Haha, I see the humor here, but very knowledgable priests have also said that Our Lord didn’t sit opposite them, facing them, either. Apparently, according to the way formal Jewish meals were taken, everyone really did sit on one side of the table like in the famous portrait of the Last Supper.
There’s much that we don’t know about Jewish meals in the 1st century, but it’s highly doubtful that they sat on benches in long tables medieval refectory-style like how Leonardo portrayed it.

Some have inferred from the use of the Greek word
anakeimai (‘to recline at table’; usually obscured by English translations which render it as ‘to sit’) as well as from what are seen as clues from John’s gospel (the beloved disciple leaning on Jesus’ bosom for instance) that the meal probably had the diners recline on cushions or mats or whatever - or maybe they
were sitting on the mats - eating off common dishes placed on a low table/tables while surrounding said table/s, almost similar to a Greco-Roman
triclinium, minus the U-shaped raised couches or niches where the diners sat.
(The discoveries in the Galilean village of Gamla have been interpreted to suggest that normally, Jewish villagers in the Galilee might have gathered around one or two shared dishes while sitting on mats/rugs on the floor for their daily meals. But of course this doesn’t tell us anything about Jesus and the disciples sat at the Last Supper.)
http://nyackajco.files.wordpress.com/2012/04/meal.jpg
Besides, the everyone-sitting-on-one-side-of-a-long-table type of portrayal is mostly Western and medieval in origin.

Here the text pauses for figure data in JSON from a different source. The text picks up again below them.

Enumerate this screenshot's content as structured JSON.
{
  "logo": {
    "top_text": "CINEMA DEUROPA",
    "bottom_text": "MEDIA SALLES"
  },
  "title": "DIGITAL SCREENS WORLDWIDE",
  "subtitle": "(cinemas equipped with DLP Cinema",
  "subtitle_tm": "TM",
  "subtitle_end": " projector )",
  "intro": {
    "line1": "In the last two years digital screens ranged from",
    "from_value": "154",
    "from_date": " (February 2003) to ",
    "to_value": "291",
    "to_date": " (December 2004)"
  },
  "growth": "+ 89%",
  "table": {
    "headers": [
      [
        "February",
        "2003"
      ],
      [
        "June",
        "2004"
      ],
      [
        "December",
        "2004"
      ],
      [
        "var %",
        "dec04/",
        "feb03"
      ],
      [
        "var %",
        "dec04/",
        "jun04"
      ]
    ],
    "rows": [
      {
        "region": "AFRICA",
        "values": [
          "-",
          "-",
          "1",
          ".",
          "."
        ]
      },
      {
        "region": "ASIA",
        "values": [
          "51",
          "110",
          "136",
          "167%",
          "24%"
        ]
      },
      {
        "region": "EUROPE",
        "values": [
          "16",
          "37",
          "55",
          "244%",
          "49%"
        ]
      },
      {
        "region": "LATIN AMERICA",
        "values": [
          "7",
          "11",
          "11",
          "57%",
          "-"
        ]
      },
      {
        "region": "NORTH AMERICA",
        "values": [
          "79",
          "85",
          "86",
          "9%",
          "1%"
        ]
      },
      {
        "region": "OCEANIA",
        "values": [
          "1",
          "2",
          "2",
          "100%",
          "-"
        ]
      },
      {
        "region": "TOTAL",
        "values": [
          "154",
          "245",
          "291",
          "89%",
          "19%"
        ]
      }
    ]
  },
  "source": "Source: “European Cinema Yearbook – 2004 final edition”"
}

We have examples of early Christian portrayals of a banquet (either a symbol of the Eucharist or a representation of an agape meal) showing the participants eating
triclinium-style. This portrayal influenced portrayals of the Last Supper (which was one of those events from the life of Jesus that was never explicitly portrayed in art until some time had passed), where we can see Jesus and disciples reclining on semicircular couches and eating fish off a table.
http://img145.imageshack.us/img145/6382/image024az.jpg
Byzantine art continued to show everyone reclining around a table, but around the 9th century, the depiction of reclining seems to have been gradually abandoned in favor of sitting. (I think a change in dining habits may have contributed to this shift.) Even so, in some depictions Jesus is still shown as reclining on a couch - even if everyone else around Him sits. Eventually, the couch was dispensed altogether, and Jesus and the disciples (excluding Judas) are shown as sitting on one end of a long dining table.
So our Lord’s example is actually closer to ad orietem – if we understand that ad orientem is not about facing away from the people but is actually about everyone facing east. And I have read that the early Christians did in fact all turn and face east at least during the consecrations, without exception that we know.
It would seem that in the early days (when Christians already in the basilicas but still before the second millennium), the congregation, segregated into men and women, stood separately in opposing halves of the nave and the adjacent aisles: the men were at the southern side aisle(s), while the women were on the opposite side. They were not standing (there were no pews then) in the central nave facing the sanctuary front-and-center like we do at church today.
You’re absolutely right. The Latin Mass as we know it didn’t begin to take shape until about the 3rd century when the Roman Canon was finalized. Then it wasn’t until the 6th century when Gregory the Great formalized it and added chant as we know it.
The traditional story is that ‘Gregorian Chant’ was the product of Pope St. Gregory the Great. This is however complicated by the discovery in the early 20th century of medieval manuscripts containing the so-called ‘Old Roman Chant’ - a chant tradition which is highly similar to the Gregorian (and thus was a chant tradition of the Roman Rite) but at the same time, is distinct from it. From what we can infer, Old Roman chant was apparently used in Rome up until the 13th century, when the Gregorian replaced it. The exact relationship between the two chants is still unclear, but the most common theory today is that Old Roman Chant is the
original chant tradition of Rome, while the Gregorian was a Gallican (Frankish) version of Roman plainchant that eventually managed to gain a foothold in Rome itself and supplant its parent.
Which leaves us with the question as to why it was called ‘Gregorian’ Chant. Either it could have been a different Gregory, or perhaps the name was given to associate the chant tradition with a respected pope-saint and thereby, give it a legitimate air.